Bulletin of the American Physical Society
55th Annual Meeting of the APS Division of Atomic, Molecular and Optical Physics
Monday–Friday, June 3–7, 2024; Fort Worth, Texas
Session C11: V: Molecules, Collisions, and Spectroscopy
2:00 PM–4:00 PM,
Tuesday, June 4, 2024
Room: Virtual Room 1
Chair: Tijs Karman, Harvard - Smithsonian Center for Astrophysics
Abstract: C11.00002 : The Iron Project: R-Matrix calculations for opacities~II.: Photoionization and oscillator strengths of iron ions Fe~XVII, Fe~XVIII, and Fe~XIX*
2:12 PM–2:24 PM
Presenter:
Sultana N Nahar
(Ohio State Univ - Columbus)
Authors:
Sultana N Nahar
(Ohio State Univ - Columbus)
Lianshui Zhao
(The Ohio State University)
Werner Eissner
(Stuttgart University)
Anil K Pradhan
(The Ohio State University)
Together, Fe XVII, Fe XVIII and Fe XIX contribute 85\% of iron ion fractions 20\%, 39\% and 26\% respectively, at the BCZ physical conditions of temperature T $\sim$ $2.11 \times 10^6$K and electron density N$_e$ = $3.1 \times 10^{22}$cc.
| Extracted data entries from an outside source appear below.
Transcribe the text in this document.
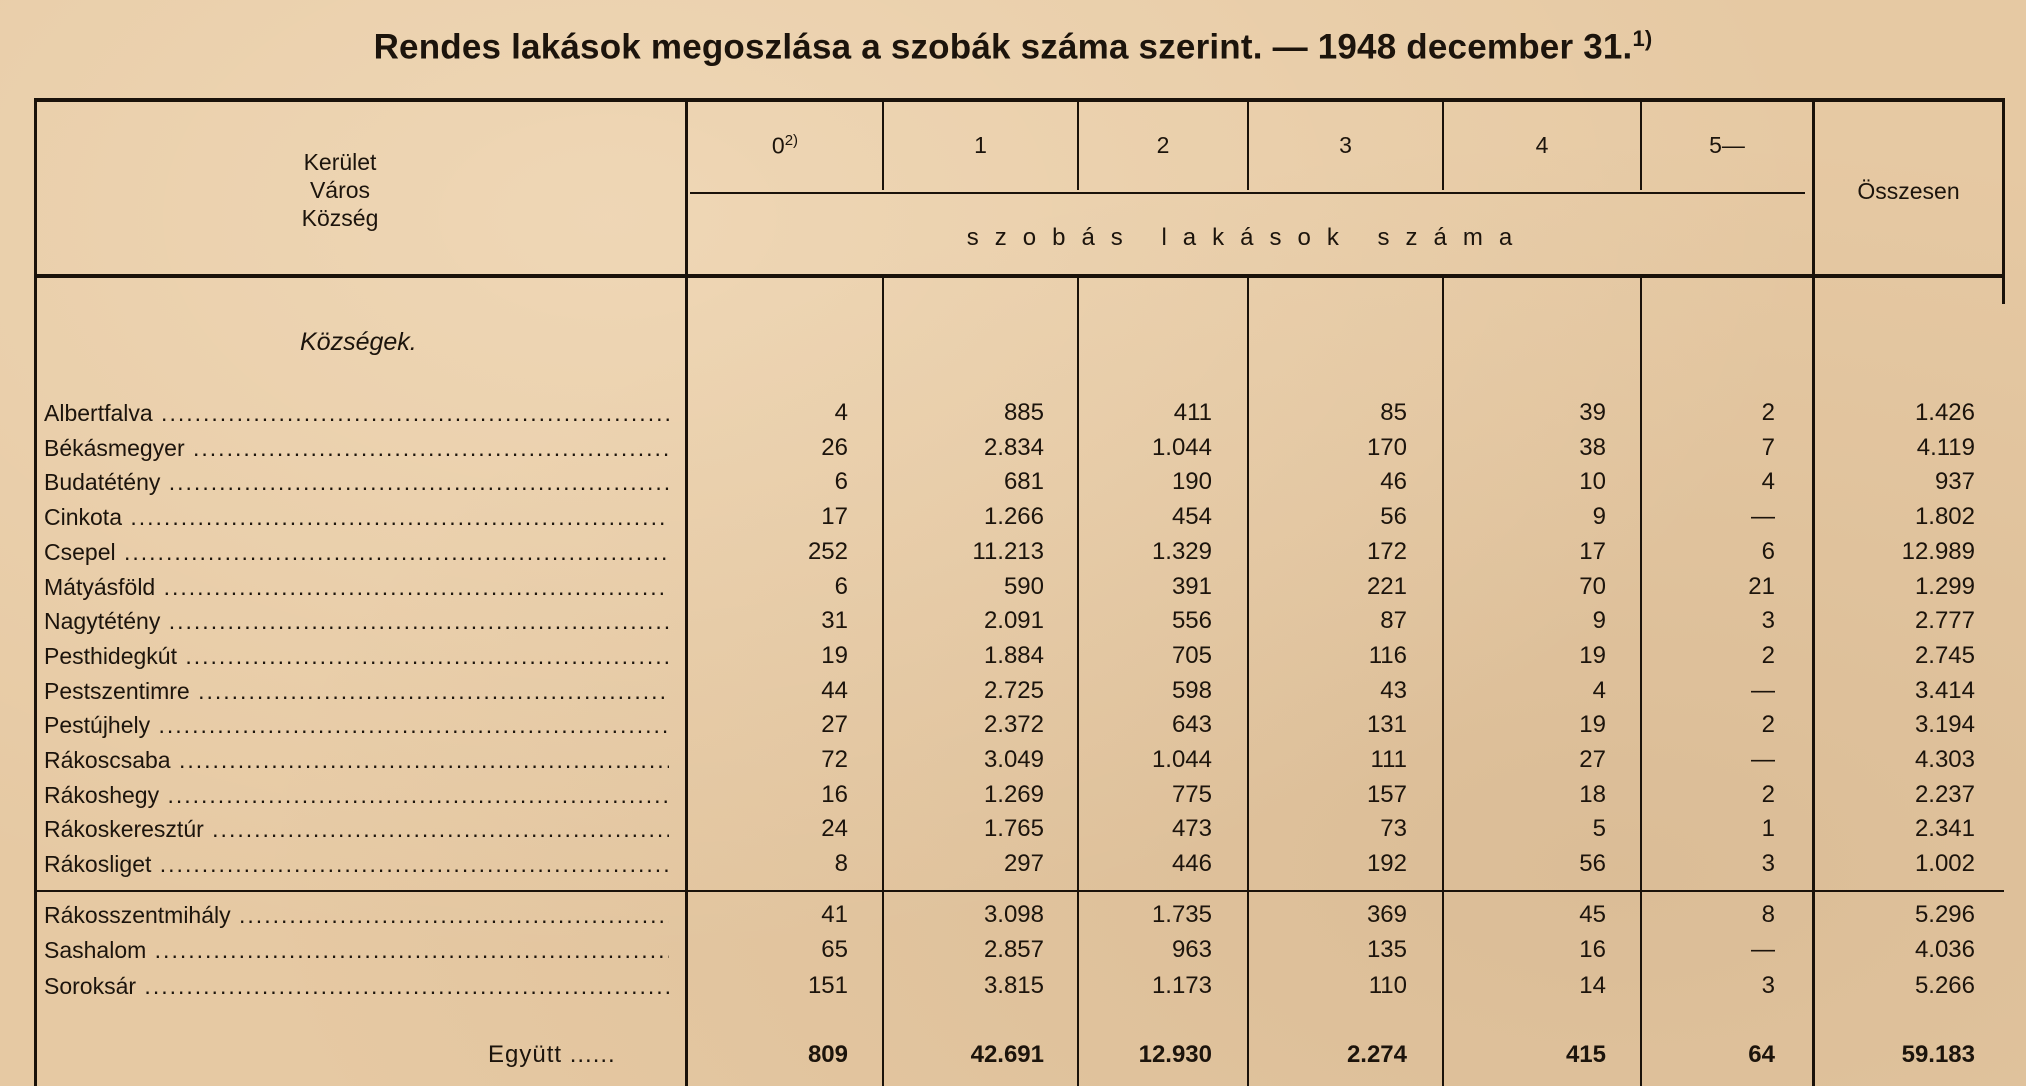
Rendes lakások megoszlása a szobák száma szerint. — 1948 december 31.$^{1)}$
Kerület
Város
Község
0$^{2)}$	1	2	3	4	5—
Összesen
szobás lakások száma
Községek.
Albertfalva .....	4	885	411	85	39	2	1.426
Békásmegyer .....	26	2.834	1.044	170	38	7	4.119
Budatétény .....	6	681	190	46	10	4	937
Cinkota .....	17	1.266	454	56	9	—	1.802
Csepel .....	252	11.213	1.329	172	17	6	12.989
Mátyásföld .....	6	590	391	221	70	21	1.299
Nagytétény .....	31	2.091	556	87	9	3	2.777
Pesthidegkút .....	19	1.884	705	116	19	2	2.745
Pestszentimre .....	44	2.725	598	43	4	—	3.414
Pestújhely .....	27	2.372	643	131	19	2	3.194
Rákoscsaba .....	72	3.049	1.044	111	27	—	4.303
Rákoshegy .....	16	1.269	775	157	18	2	2.237
Rákoskeresztúr .....	24	1.765	473	73	5	1	2.341
Rákosliget .....	8	297	446	192	56	3	1.002
Rákosszentmihály .....	41	3.098	1.735	369	45	8	5.296
Sashalom .....	65	2.857	963	135	16	—	4.036
Soroksár .....	151	3.815	1.173	110	14	3	5.266
Együtt ......	809	42.691	12.930	2.274	415	64	59.183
We report heretofore the most extensive R-matrix atomic calculations
for these ions for bound-bound and bound-free transitions, the two main processes of radiation absorption. We consider wavefunction expansions with
218 target or core ion fine structure levels of Fe XVIII for Fe XVII, 276 levels of Fe XIX for Fe XVIII, in the Breit-Pauli R-matrix (BPRM) approximation, and
180 LS terms (equivalent to 415 fine structure levels) of Fe XX for Fe XIX calculations. These large target expansions which includes core ion excitations to
n=2,3,4 complexes enable accuracy and convergence of photoionization cross sections, as well as inclusion of high lying resonances. The resulting R-matrix datasets include 454 bound levels for Fe XVII, 1174 levels for Fe XVIII, and 1626 for Fe XIX~up to $n\leq$ 10 and $l$=0 - 9. Corresponding datasets of
oscillator strengths for photoabsorption are: 20,951 transitions for Fe XVII, 141,869 for Fe XVIII, and 289,291 for Fe XIX. Photoionization cross
sections have obtained for all bound fine structure levels of Fe XVII and Fe XVIII, and for 900 bound LS states of Fe XIX. Selected results demonstrating prominent characteristic features of photoionization are presented, particularly the wide Seaton resonances due to PEC (photoexcitation-of-core) formed via high-lying core excitations with $\Delta n=1$ that significantly impact bound-free opacity.